Sehubungan dengan kebijakan Pembatasan Sosial Berskala Besar (PSBB) atau biasa kita sebut social distancing dengan maksud memutus mata rantai penyebaran pandemi COVID-19, pemerintah memberikan kemudahan dalam pelayanan pajak sebagaimana diatur dalam Surat Edaran Direktur Jenderal Pajak Nomor SE22/PJ/2020 dengan memperpanjang batas waktu jatuh tempo pelayanan dalam hal pengajuan permohonan keberatan, pemberian keputusan keberatan, pengajuan permohonan pengembalian pajak, pemberian keputusan pengembalian pajak, dan pemberian keputusan pengurangan atau penghapusan sanksi pajak. Selain itu, sesuai Peraturan Direktur Jenderal Pajak Nomor 06/PJ/2020, Wajib Pajak yang menyampaikan SPT PPh Badan paling lambat akhir April 2020 diberikan kemudahan dengan bisa melengkapi keterangan dan/atau dokumen yang wajib dan dipersyaratkan sebagai lampiran SPT dalam jangka waktu 6 bulan setelah berakhirnya batas waktu penyampaian SPT PPh 1771 tanpa dikenai sanksi keterlambatan.

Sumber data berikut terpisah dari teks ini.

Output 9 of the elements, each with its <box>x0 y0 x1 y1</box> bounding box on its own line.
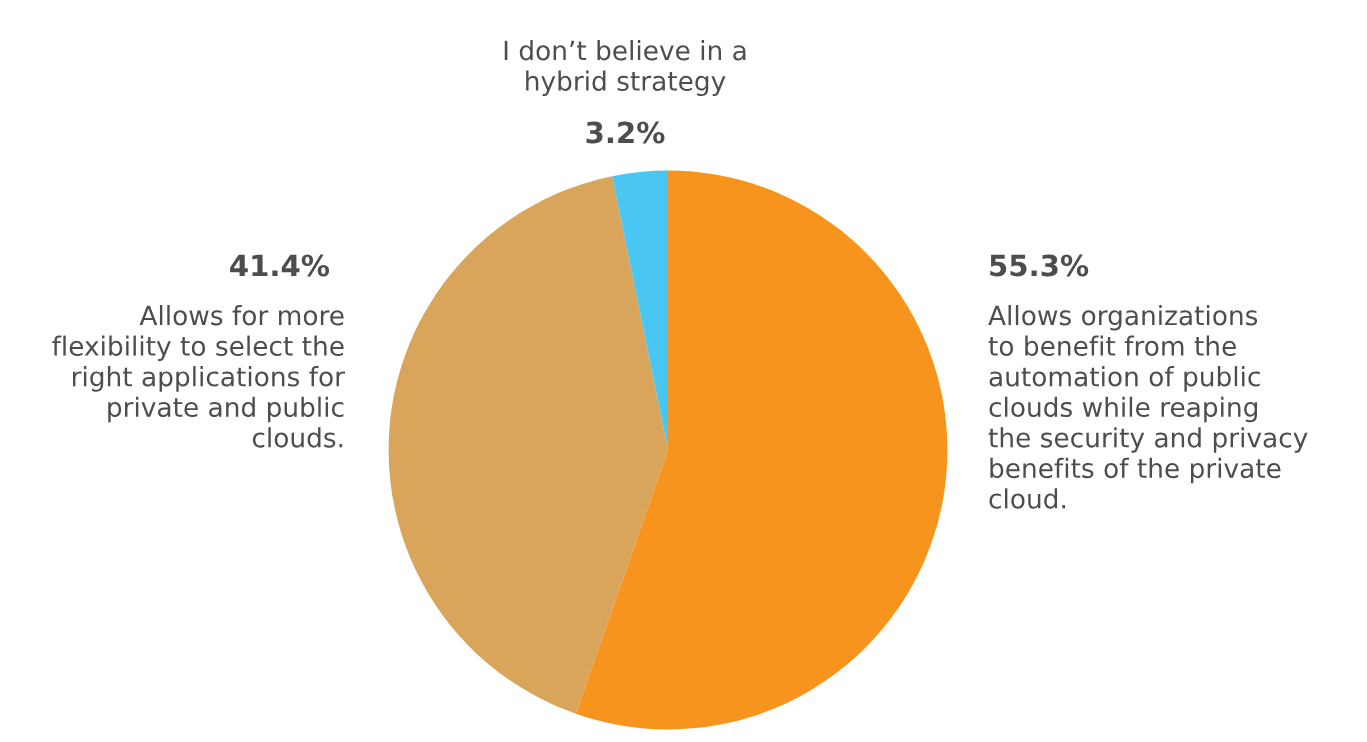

Kebijakan stimulus pajak yang diberikan dalam bentuk insentif maupun relaksasi pelayanan perpajakan dimaksudkan untuk memberikan keringanan dan kemudahan bagi Wajib Pajak dalam memenuhi kewajibannya bernegara di bidang perpajakan. Selain itu, stimulus pajak juga dimaksudkan meningkatkan daya tahan dunia usaha dan para pekerja di tengah kondisi sulit saat ini. Kondisi ekonomi yang tertekan oleh dampak COVID-19 dan kebijakan stimulus pajak pada akhirnya akan berimplikasi pada kinerja penerimaan pajak tahun 2020.
Sebagai penutup, saya mengajak kita semua untuk senantiasa berdoa agar COVID-19 segera berakhir dan berlalu sehingga kita bisa beraktivitas normal kembali untuk membangun negeri yang kita cintai, Indonesia Maju.